#1 & #2 look like Laccaria laccata – the Common Laccaria. #4 & #5 are some sort of Boletus; the staining of the flesh which first turns blue and then reddish brown is quite distinctive, but they don’t match anything in my books.
#6 looks like Phaeolis schweinitzii – the Dyer’s Polypore. #8 & #10 are a Russula species – possibly R. xerampelina – the Woodland Russula.
#11 to #13 are also Russula species possibly R. occidentalis – the Western Russula. #14 is a bracket fungus (conk) of some kind, #15 & #16 look like Boletus mirabilis – Admirable Boletus.
#17 to #20 are Amanita muscaria – the Fly Amanita (which can be lemon yellow, but is more often red or dark orange)
#22 might be Polyporus badius – the Black-footed Polypore. It has a thin cap with fine pores on the bottom instead of tubes or gills.

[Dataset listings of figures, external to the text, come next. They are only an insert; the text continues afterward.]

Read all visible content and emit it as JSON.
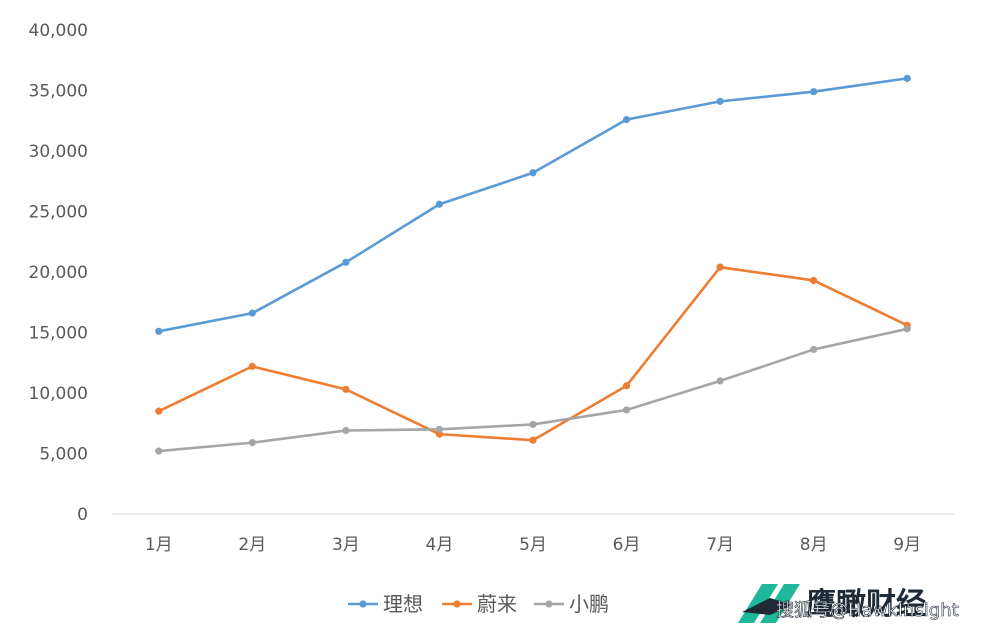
{
  "chart_data": {
    "type": "line",
    "title": "",
    "xlabel": "",
    "ylabel": "",
    "categories": [
      "1月",
      "2月",
      "3月",
      "4月",
      "5月",
      "6月",
      "7月",
      "8月",
      "9月"
    ],
    "ylim": [
      0,
      40000
    ],
    "yticks": [
      0,
      5000,
      10000,
      15000,
      20000,
      25000,
      30000,
      35000,
      40000
    ],
    "ytick_labels": [
      "0",
      "5,000",
      "10,000",
      "15,000",
      "20,000",
      "25,000",
      "30,000",
      "35,000",
      "40,000"
    ],
    "grid": false,
    "legend_position": "bottom",
    "series": [
      {
        "name": "理想",
        "color": "#5b9bd5",
        "values": [
          15100,
          16600,
          20800,
          25600,
          28200,
          32600,
          34100,
          34900,
          36000
        ]
      },
      {
        "name": "蔚来",
        "color": "#ed7d31",
        "values": [
          8500,
          12200,
          10300,
          6600,
          6100,
          10600,
          20400,
          19300,
          15600
        ]
      },
      {
        "name": "小鹏",
        "color": "#a5a5a5",
        "values": [
          5200,
          5900,
          6900,
          7000,
          7400,
          8600,
          11000,
          13600,
          15300
        ]
      }
    ]
  },
  "watermark": {
    "brand": "鹰瞰财经",
    "caption": "搜狐号@HawkInsight",
    "logo_color": "#1fb89c"
  }
}
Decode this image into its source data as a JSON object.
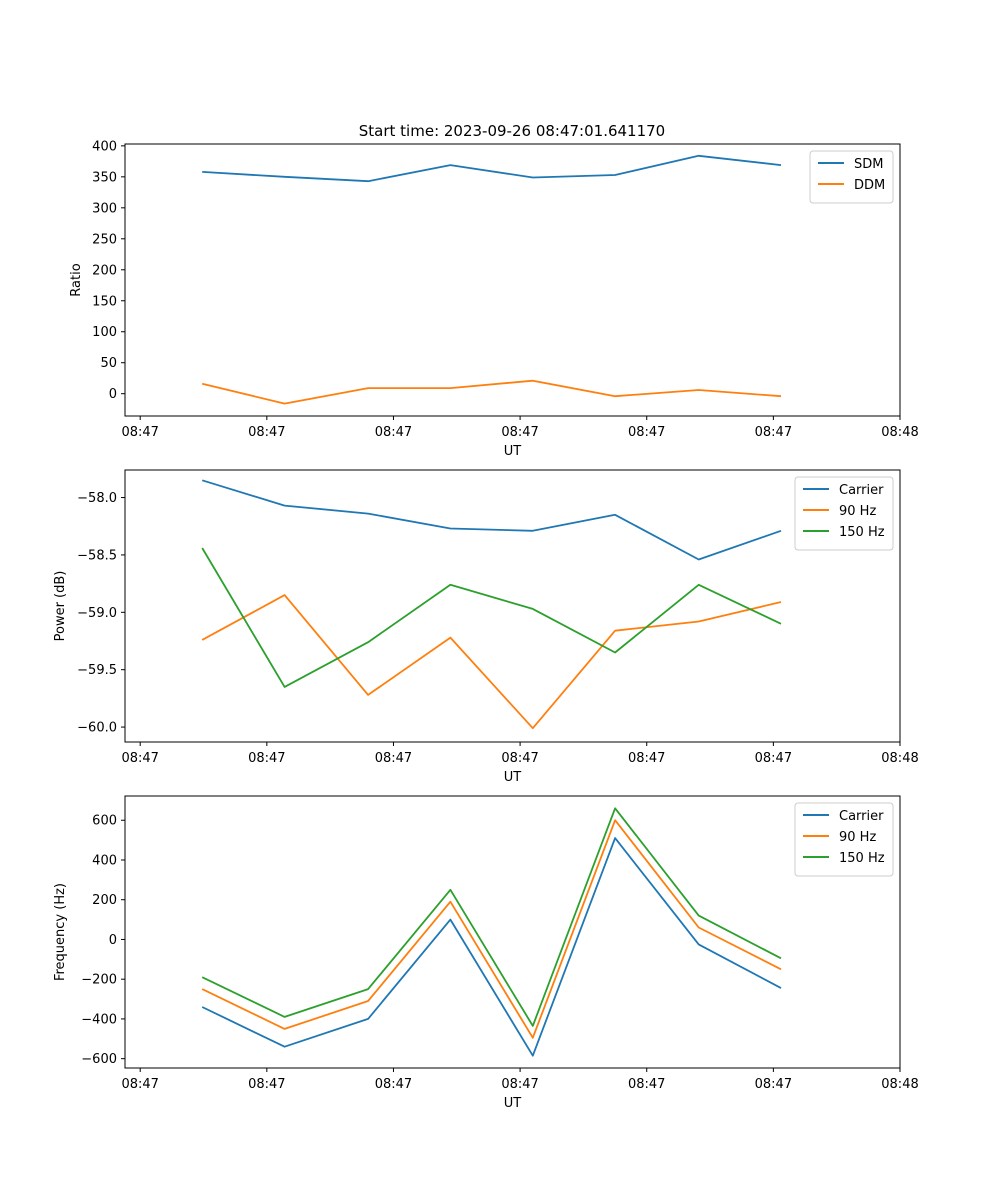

Photos #23 to #35 are mainly Boletus, Suillus, or Leccinum species, all of which have tubes instead of gills. The very big one in the lupines and the photo after it are probably Boletus edulis – the King Bolete. It’s a fairly common species in the subalpine and very tasty when young and firm. The netted stem is often very fat at the base and the white flesh doesn’t change colour when cut or bruised. The third photo from the end is also Amanita muscaria.”